NATOが核戦力部隊の訓練を実施、ロシアも近く計画
(CNN) ウクライナ戦争をめぐり対立する北大西洋条約機構(NATO)とロシアが核戦力運用部隊の訓練をそれぞれ実施あるいは予定していることが22日までにわかった。
複数の米政府当局者が明らかにした。双方の訓練は以前から計画されていたもので、米国防総省や米情報機関は今月末前までに開始が予定されるロシア側の演習で核兵器の異例かつ予想外の移動などを注視している。
米国防総省高官はCNNの取材に、ウクライナ戦争が続いているなかでロシアによる核兵器利用にふくみを持たせた言動と核部隊の訓練実施の決定は無責任な行為とも非難した。
ロシアの訓練は「グロム」と呼ばれ、毎年実施されている。米国家安全保障会議(NSC)のカービー戦略広報担当調整官はこの訓練の期間は数日間と予想している。「実際のミサイル発射や戦略的な軍事資産の配備などが実施される」と述べた。
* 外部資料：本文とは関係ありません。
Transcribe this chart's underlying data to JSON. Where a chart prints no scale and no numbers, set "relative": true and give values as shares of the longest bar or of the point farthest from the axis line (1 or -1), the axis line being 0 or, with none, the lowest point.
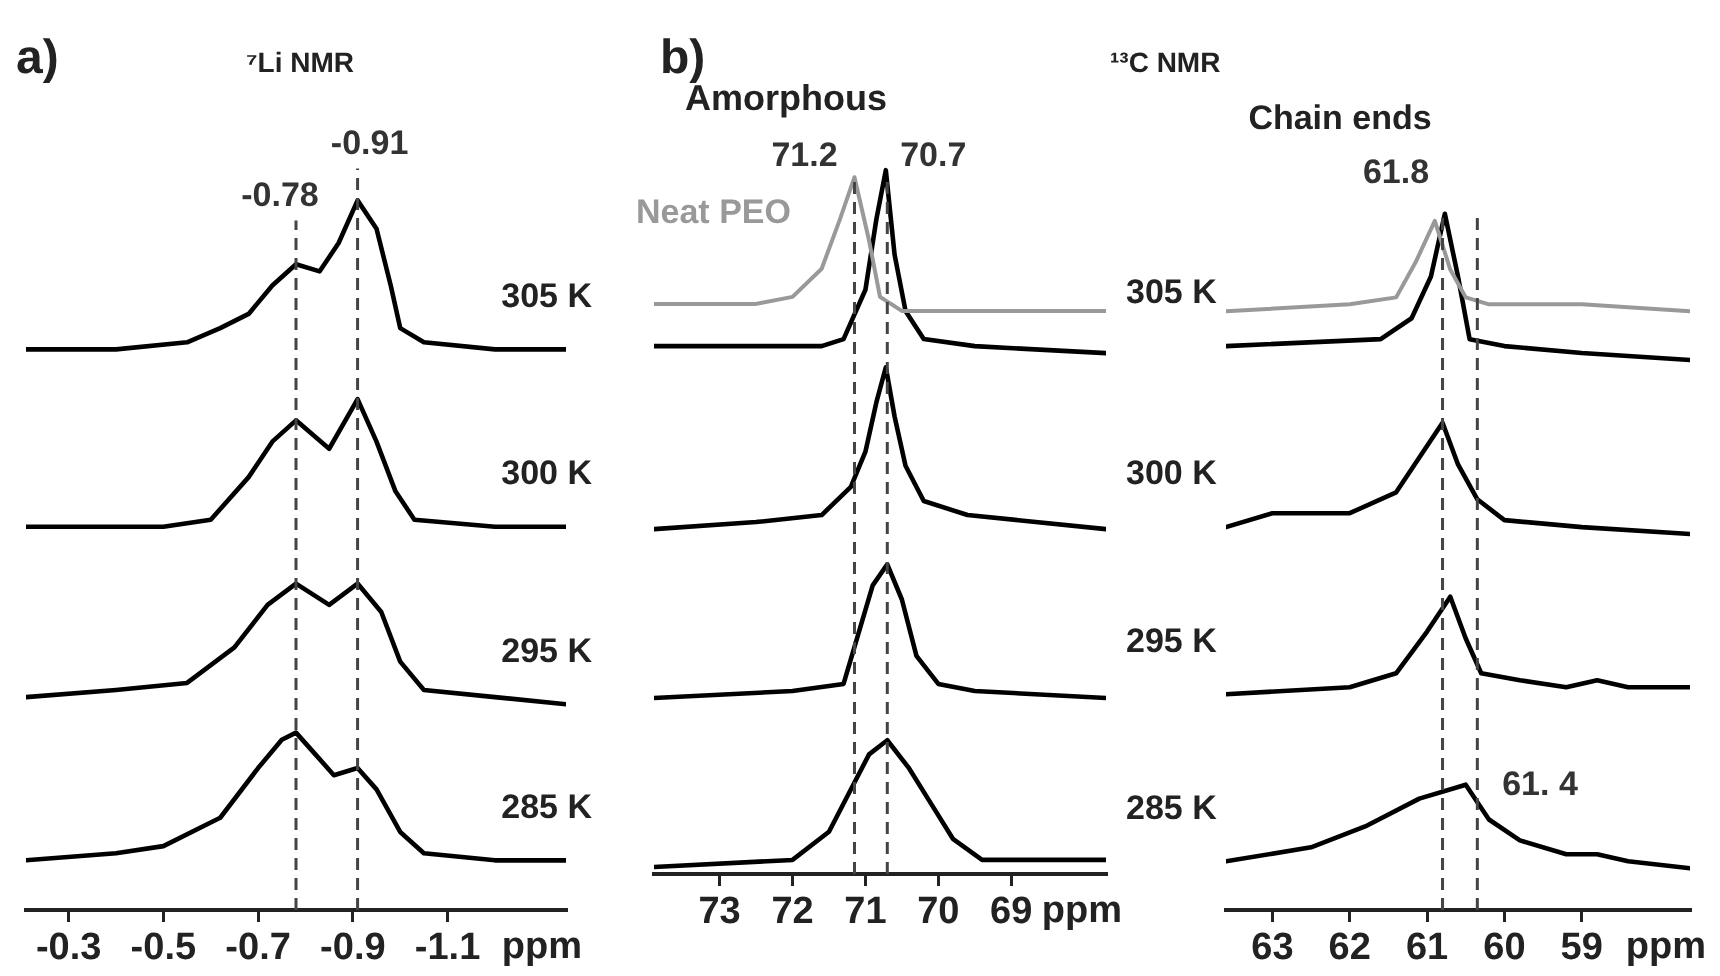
{
  "chart_data": [
    {
      "type": "line",
      "relative": true,
      "title": "⁷Li NMR",
      "xlabel": "ppm",
      "xlim": [
        -0.21,
        -1.35
      ],
      "xticks": [
        -0.3,
        -0.5,
        -0.7,
        -0.9,
        -1.1
      ],
      "marker": "none",
      "annotations": [
        "a)"
      ],
      "ref_lines": [
        {
          "axis": "x",
          "value": -0.78,
          "label": "-0.78",
          "color": "#444444",
          "line_style": "dashed"
        },
        {
          "axis": "x",
          "value": -0.91,
          "label": "-0.91",
          "color": "#444444",
          "line_style": "dashed"
        }
      ],
      "series": [
        {
          "name": "305 K",
          "color": "#000000",
          "x": [
            -0.21,
            -0.4,
            -0.55,
            -0.62,
            -0.68,
            -0.73,
            -0.78,
            -0.83,
            -0.87,
            -0.91,
            -0.95,
            -0.98,
            -1.0,
            -1.05,
            -1.2,
            -1.35
          ],
          "values": [
            0.79,
            0.79,
            0.8,
            0.82,
            0.84,
            0.88,
            0.91,
            0.9,
            0.94,
            1.0,
            0.96,
            0.88,
            0.82,
            0.8,
            0.79,
            0.79
          ]
        },
        {
          "name": "300 K",
          "color": "#000000",
          "x": [
            -0.21,
            -0.5,
            -0.6,
            -0.68,
            -0.73,
            -0.78,
            -0.85,
            -0.91,
            -0.95,
            -0.99,
            -1.03,
            -1.2,
            -1.35
          ],
          "values": [
            0.54,
            0.54,
            0.55,
            0.61,
            0.66,
            0.69,
            0.65,
            0.72,
            0.66,
            0.59,
            0.55,
            0.54,
            0.54
          ]
        },
        {
          "name": "295 K",
          "color": "#000000",
          "x": [
            -0.21,
            -0.4,
            -0.55,
            -0.65,
            -0.72,
            -0.78,
            -0.85,
            -0.91,
            -0.96,
            -1.0,
            -1.05,
            -1.2,
            -1.35
          ],
          "values": [
            0.3,
            0.31,
            0.32,
            0.37,
            0.43,
            0.46,
            0.43,
            0.46,
            0.42,
            0.35,
            0.31,
            0.3,
            0.29
          ]
        },
        {
          "name": "285 K",
          "color": "#000000",
          "x": [
            -0.21,
            -0.4,
            -0.5,
            -0.62,
            -0.7,
            -0.75,
            -0.78,
            -0.82,
            -0.86,
            -0.91,
            -0.95,
            -1.0,
            -1.05,
            -1.2,
            -1.35
          ],
          "values": [
            0.07,
            0.08,
            0.09,
            0.13,
            0.2,
            0.24,
            0.25,
            0.22,
            0.19,
            0.2,
            0.17,
            0.11,
            0.08,
            0.07,
            0.07
          ]
        }
      ]
    },
    {
      "type": "line",
      "relative": true,
      "title": "Amorphous",
      "xlabel": "ppm",
      "xlim": [
        73.9,
        67.7
      ],
      "xticks": [
        73,
        72,
        71,
        70,
        69
      ],
      "marker": "none",
      "annotations": [
        "b)"
      ],
      "ref_lines": [
        {
          "axis": "x",
          "value": 71.15,
          "label": "71.2",
          "color": "#444444",
          "line_style": "dashed"
        },
        {
          "axis": "x",
          "value": 70.7,
          "label": "70.7",
          "color": "#444444",
          "line_style": "dashed"
        }
      ],
      "series": [
        {
          "name": "Neat PEO",
          "color": "#999999",
          "x": [
            73.9,
            72.5,
            72.0,
            71.6,
            71.35,
            71.15,
            70.95,
            70.8,
            70.5,
            69.0,
            67.7
          ],
          "values": [
            0.81,
            0.81,
            0.82,
            0.86,
            0.93,
            0.99,
            0.9,
            0.82,
            0.8,
            0.8,
            0.8
          ]
        },
        {
          "color": "#000000",
          "x": [
            73.9,
            72.5,
            71.6,
            71.3,
            71.0,
            70.85,
            70.72,
            70.6,
            70.45,
            70.2,
            69.5,
            67.7
          ],
          "values": [
            0.75,
            0.75,
            0.75,
            0.76,
            0.83,
            0.93,
            1.0,
            0.88,
            0.8,
            0.76,
            0.75,
            0.74
          ]
        },
        {
          "color": "#000000",
          "x": [
            73.9,
            72.5,
            71.6,
            71.2,
            71.0,
            70.85,
            70.72,
            70.6,
            70.45,
            70.2,
            69.6,
            67.7
          ],
          "values": [
            0.49,
            0.5,
            0.51,
            0.55,
            0.6,
            0.67,
            0.72,
            0.65,
            0.58,
            0.53,
            0.51,
            0.49
          ]
        },
        {
          "color": "#000000",
          "x": [
            73.9,
            72.0,
            71.3,
            71.1,
            70.9,
            70.7,
            70.5,
            70.3,
            70.0,
            69.5,
            67.7
          ],
          "values": [
            0.25,
            0.26,
            0.27,
            0.34,
            0.41,
            0.44,
            0.39,
            0.31,
            0.27,
            0.26,
            0.25
          ]
        },
        {
          "color": "#000000",
          "x": [
            73.9,
            72.0,
            71.5,
            71.2,
            70.95,
            70.7,
            70.4,
            70.1,
            69.8,
            69.4,
            67.7
          ],
          "values": [
            0.01,
            0.02,
            0.06,
            0.12,
            0.17,
            0.19,
            0.15,
            0.1,
            0.05,
            0.02,
            0.02
          ]
        }
      ]
    },
    {
      "type": "line",
      "relative": true,
      "title": "Chain ends",
      "xlabel": "ppm",
      "xlim": [
        63.6,
        57.6
      ],
      "xticks": [
        63,
        62,
        61,
        60,
        59
      ],
      "marker": "none",
      "annotations": [
        "¹³C NMR",
        "61.8",
        "61. 4"
      ],
      "ref_lines": [
        {
          "axis": "x",
          "value": 60.8,
          "color": "#444444",
          "line_style": "dashed"
        },
        {
          "axis": "x",
          "value": 60.35,
          "color": "#444444",
          "line_style": "dashed"
        }
      ],
      "series": [
        {
          "color": "#999999",
          "x": [
            63.6,
            62.0,
            61.4,
            61.15,
            60.9,
            60.7,
            60.5,
            60.2,
            59.0,
            57.6
          ],
          "values": [
            0.86,
            0.87,
            0.88,
            0.93,
            0.99,
            0.92,
            0.88,
            0.87,
            0.87,
            0.86
          ]
        },
        {
          "name": "305 K",
          "color": "#000000",
          "x": [
            63.6,
            61.6,
            61.2,
            60.95,
            60.77,
            60.6,
            60.45,
            60.0,
            59.0,
            57.6
          ],
          "values": [
            0.81,
            0.82,
            0.85,
            0.91,
            1.0,
            0.91,
            0.82,
            0.81,
            0.8,
            0.79
          ]
        },
        {
          "name": "300 K",
          "color": "#000000",
          "x": [
            63.6,
            63.0,
            62.0,
            61.4,
            61.1,
            60.8,
            60.6,
            60.35,
            60.0,
            59.0,
            57.6
          ],
          "values": [
            0.55,
            0.57,
            0.57,
            0.6,
            0.65,
            0.7,
            0.64,
            0.59,
            0.56,
            0.55,
            0.54
          ]
        },
        {
          "name": "295 K",
          "color": "#000000",
          "x": [
            63.6,
            62.0,
            61.4,
            61.0,
            60.7,
            60.5,
            60.3,
            59.8,
            59.2,
            58.8,
            58.4,
            57.6
          ],
          "values": [
            0.31,
            0.32,
            0.34,
            0.4,
            0.45,
            0.39,
            0.34,
            0.33,
            0.32,
            0.33,
            0.32,
            0.32
          ]
        },
        {
          "name": "285 K",
          "color": "#000000",
          "x": [
            63.6,
            62.5,
            61.8,
            61.1,
            60.5,
            60.2,
            59.8,
            59.2,
            58.8,
            58.4,
            57.6
          ],
          "values": [
            0.07,
            0.09,
            0.12,
            0.16,
            0.18,
            0.13,
            0.1,
            0.08,
            0.08,
            0.07,
            0.06
          ]
        }
      ]
    }
  ]
}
一方、NATO側の年1回の訓練「ステッドファスト・ヌーン」は17日に始まり、米国を含め14カ国が参加。米国防総省によると訓練は過去10年余にわたって続いている。
核弾頭が搭載可能な戦闘機も動員するが、実際の核兵器の積み込みはないとみられる。米ノースダコタ州の基地所属の戦略爆撃機B52も参加する予定。主要な訓練地域はロシア側から625マイル(約1006キロ)以上離れているという。
米国防総省当局者は、訓練についてNATOの核抑止力の信頼性、効果や安全性などを見極めるのが目的と指摘。
NATOによると、訓練には最多で60機の航空機が参加。最新型戦闘機、偵察機や給油機が含まれるとし、飛行空域はベルギー、英国や北海上空とした。
ロシアの今回の演習について米国や同盟国はウクライナ戦争をめぐる緊張関係を踏まえ、その内容に対するより注意深い監視が必要と判断している。ロシアの演習の焦点は戦略的兵器の動向とみられ、同国が国際条約上で義務づけられている事前通告が必要な弾道ミサイルの試験になるとしている。
NATOと米政府当局者はロシアの演習では、核兵器に関する動きは全て正確に探知できるとの自信を表明もした。NATOのストルテンベルグ事務総長は最近、ロシア側が発する危険な核兵器利用に関する言動と婉曲(えんきょく)的な脅迫の問題に関しては警戒態勢を一切解かないとの考えも表明していた。